Entrevaux est riche en monuments religieux. Le premier est certainement la cathédrale primitive que l’on peut dater du VIe siècle, moment où est cité le premier évêque connu du diocèse. On pense la situer à l’emplacement ou tout à côté de la cathédrale élevée au XIIe siècle, sous le titre de Notre-Dame de la Sedz. La résidence des évêques à Glandèves a permis la construction d’une église dédiée à saint Michel qui était en même temps le siège d’un prieuré de Saint-Victor. Elle apparaît au XIVe siècle. C’est ensuite la construction de la cathédrale édifiée dans le village d’Entrevaux, ouvrage commencé en 1610 (Collier, p. 184). Il reste toutes les chapelles dont celle de Saint-Jean qui est déjà sûrement citée au milieu du XVe siècle. Pour les autres, Cassini, à la fin du XVIIIe siècle, en fournit une belle nomenclature.
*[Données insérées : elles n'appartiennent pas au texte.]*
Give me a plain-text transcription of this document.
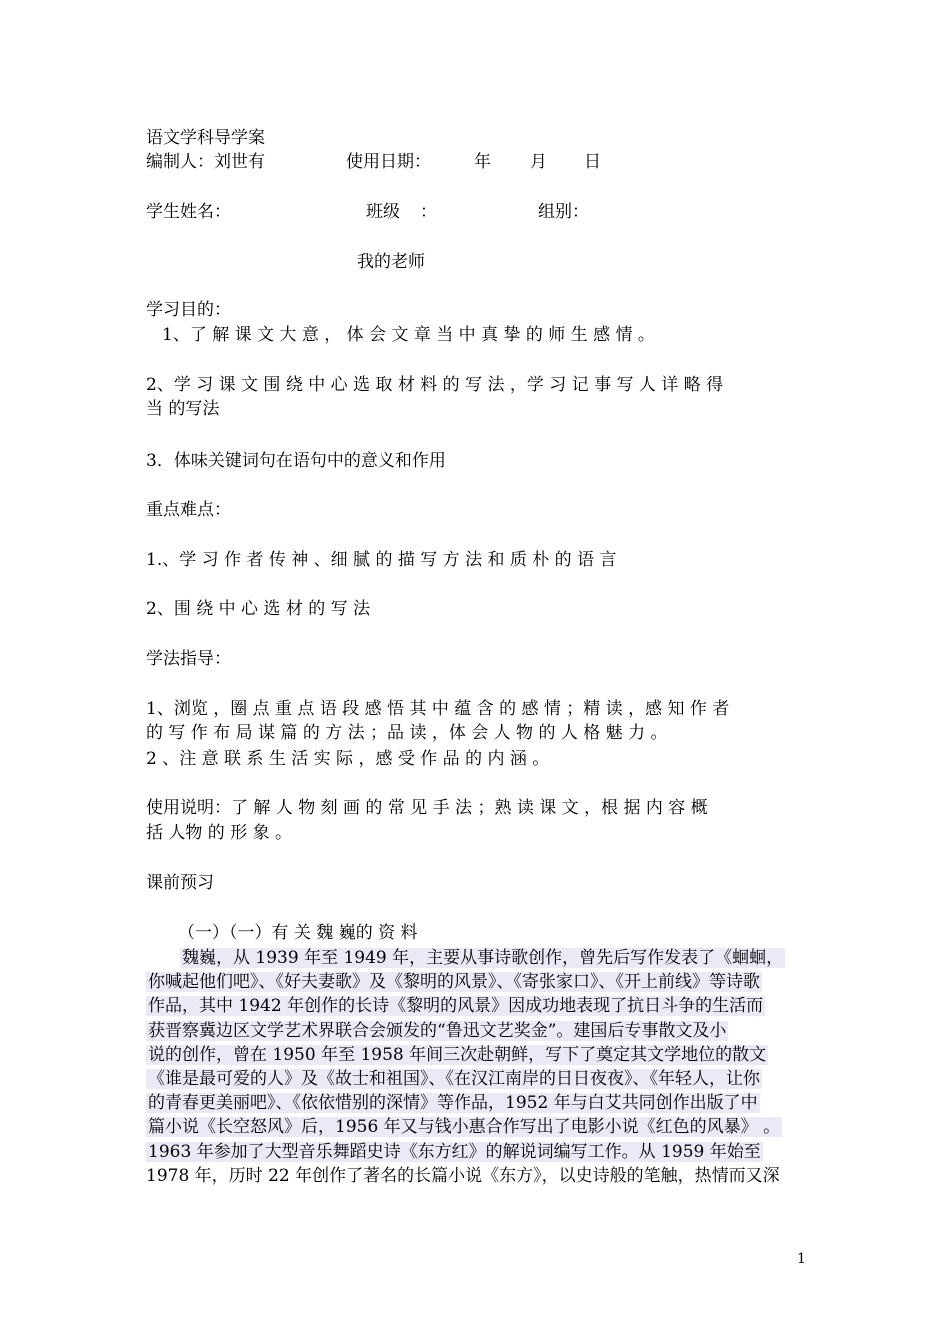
语文学科导学案
编制人：刘世有	使用日期：	年 月 日
学生姓名：	班级 ：	组别：
我的老师
学习目的：
1、了 解 课 文 大 意 ， 体 会 文 章 当 中 真 挚 的 师 生 感 情 。
2、学 习 课 文 围 绕 中 心 选 取 材 料 的 写 法 ，学 习 记 事 写 人 详 略 得
当 的写法
3．体味关键词句在语句中的意义和作用
重点难点：
1.、学 习 作 者 传 神 、细 腻 的 描 写 方 法 和 质 朴 的 语 言
2、围 绕 中 心 选 材 的 写 法
学法指导：
1、浏览 ，圈 点 重 点 语 段 感 悟 其 中 蕴 含 的 感 情 ；精 读 ，感 知 作 者
的 写 作 布 局 谋 篇 的 方 法 ；品 读 ，体 会 人 物 的 人 格 魅 力 。
2 、注 意 联 系 生 活 实 际 ，感 受 作 品 的 内 涵 。
使用说明：了 解 人 物 刻 画 的 常 见 手 法 ；熟 读 课 文 ，根 据 内 容 概
括 人物 的 形 象 。
课前预习
（一）（一）有 关 魏 巍的 资 料

魏巍，从 1939 年至 1949 年，主要从事诗歌创作，曾先后写作发表了《蛔蛔，

你喊起他们吧》、《好夫妻歌》及《黎明的风景》、《寄张家口》、《开上前线》等诗歌

作品，其中 1942 年创作的长诗《黎明的风景》因成功地表现了抗日斗争的生活而

获晋察冀边区文学艺术界联合会颁发的“鲁迅文艺奖金”。建国后专事散文及小

说的创作，曾在 1950 年至 1958 年间三次赴朝鲜，写下了奠定其文学地位的散文

《谁是最可爱的人》及《故士和祖国》、《在汉江南岸的日日夜夜》、《年轻人，让你

的青春更美丽吧》、《依依惜别的深情》等作品，1952 年与白艾共同创作出版了中

篇小说《长空怒风》后，1956 年又与钱小惠合作写出了电影小说《红色的风暴》 。

1963 年参加了大型音乐舞蹈史诗《东方红》的解说词编写工作。从 1959 年始至

1978 年，历时 22 年创作了著名的长篇小说《东方》，以史诗般的笔触，热情而又深

1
(1) Sur cette cité et l’évêché, voir Carte Archéologique, p. 176-179. G. BARRUOL, « Deux citées de la Province des Alpes-Maritimes, Glandève et Briançonnet », Hommage à Fernand Benoît, Institut international d’études ligures, Bordighera, 1972, T. III, p. 231-243.

(2)  Jean Dieudé et Marie-Madeleine Viré, « Sanctuaires, pèlerinages et romérages au diocèse de Digne », A.P.R.H.P., 2009, p. 86.

(3) BODARD Pierre, « Le Haut pays niçois sous l’Empire romain et le Haut Moyen Age », Mém. IPAAM, T XXI, 1979, p. 35.